Un blog qui va, qui vient, d'actu importante ou non...
de William Karel
2004, France
Avec Clémence Boulouque, Elsa Zylberstein
Sorti le 4 janvier, durée 1h30
Si on vous dit l’affaire Boulouque, que pensez-vous en premier ? « L’affaire Boulouque ? C’est qui, Boulouque ? » Certains penseront peut-être à un nom, Clémence Bouloque, écrivain et critique littéraire au Figaro. Le Boulouque de l’affaire, c’est son père, Gilles, juge du terrorisme vers la fin des années 80. Accusé d’avoir cédé à la raison d’Etat, victime de campagne de presse, inculpé en 1988 pour violation du secret de l’instruction, ce qui scandalisera ses collègues, il finira par se suicider le soir du 13 décembre 1990.
’La fille du juge’, c’est le surnom de Clémence à l’école, quand son père apparaît à la Une des journaux : il est chargé du dossier des attentats meutriers de Paris en 1985 et 1986. La première rencontre d’une fille enjouée de neuf ans avec le terrorisme. Pas la dernière. Clémence est à New York le 11 septembre 2001. C’est sur ses souvenir de ce jour que s’ouvre le film, adaptation de son livre Mort d’un silence, écrit comme volonté de guérir. Guérir du départ d’un père.
Film, documentaire : la frontière est ici mince. Pas de dialogues. Simplement une narration, phrases du livres lues et incarnée par Elsa Zylberstein, sur des images de Clémence, des films d’enfance en super-8, des photos. Et des extraits d’émissions télé de l’époque, choisis et montés de façon exemplaire par William Karel, qui n’en est pas à son coup d’essai. Ici, ce n’est pas la mise en scène qui prime ; elle est plus inintéressante qu’autre chose. Mais les mots, les silences, le regard gai puis trouble d’une jeune fille, celui égaré d’un homme à bout...

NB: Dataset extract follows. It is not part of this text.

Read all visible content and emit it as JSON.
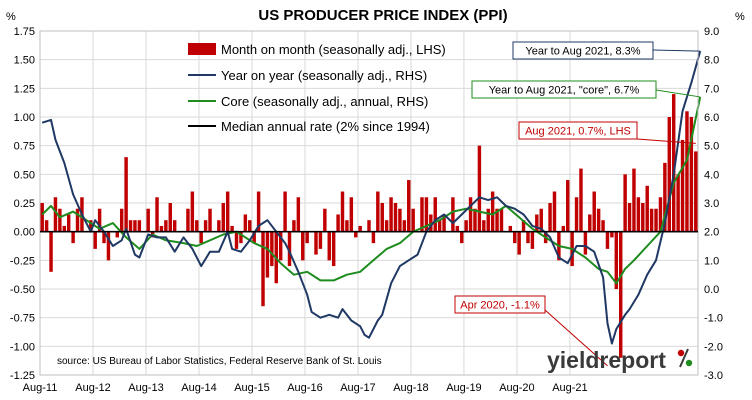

A cela s’ajoute l’exposé d’un imbroglio politico-judiciaire aujourd’hui oublié, l’affaire Gordji, qui est tout de même à l’origine du « pouvez-vous me dire en me regardant dans les yeux » lancé par Chirac à Mitterand lors du débat pour les présidentielles en 1988. La fille du juge est à la fois l’histoire d’une perte, l’histoire d’un manque impossible à combler, et une tentative par une fille de permettre à son père d’être plus que « de ceux qui font l’actualité mais ne marquent pas l’histoire », selon les propres mots de Clémence. A voir absolument...
...ou, à défaut, lire le livre de Clémence Boulouque, Mort d’un silence. Pour ceux qui auront apprécié le travail de William Karel, sautez sur ses indispensables Le Monde selon Bush et CIA, guerres secrètes.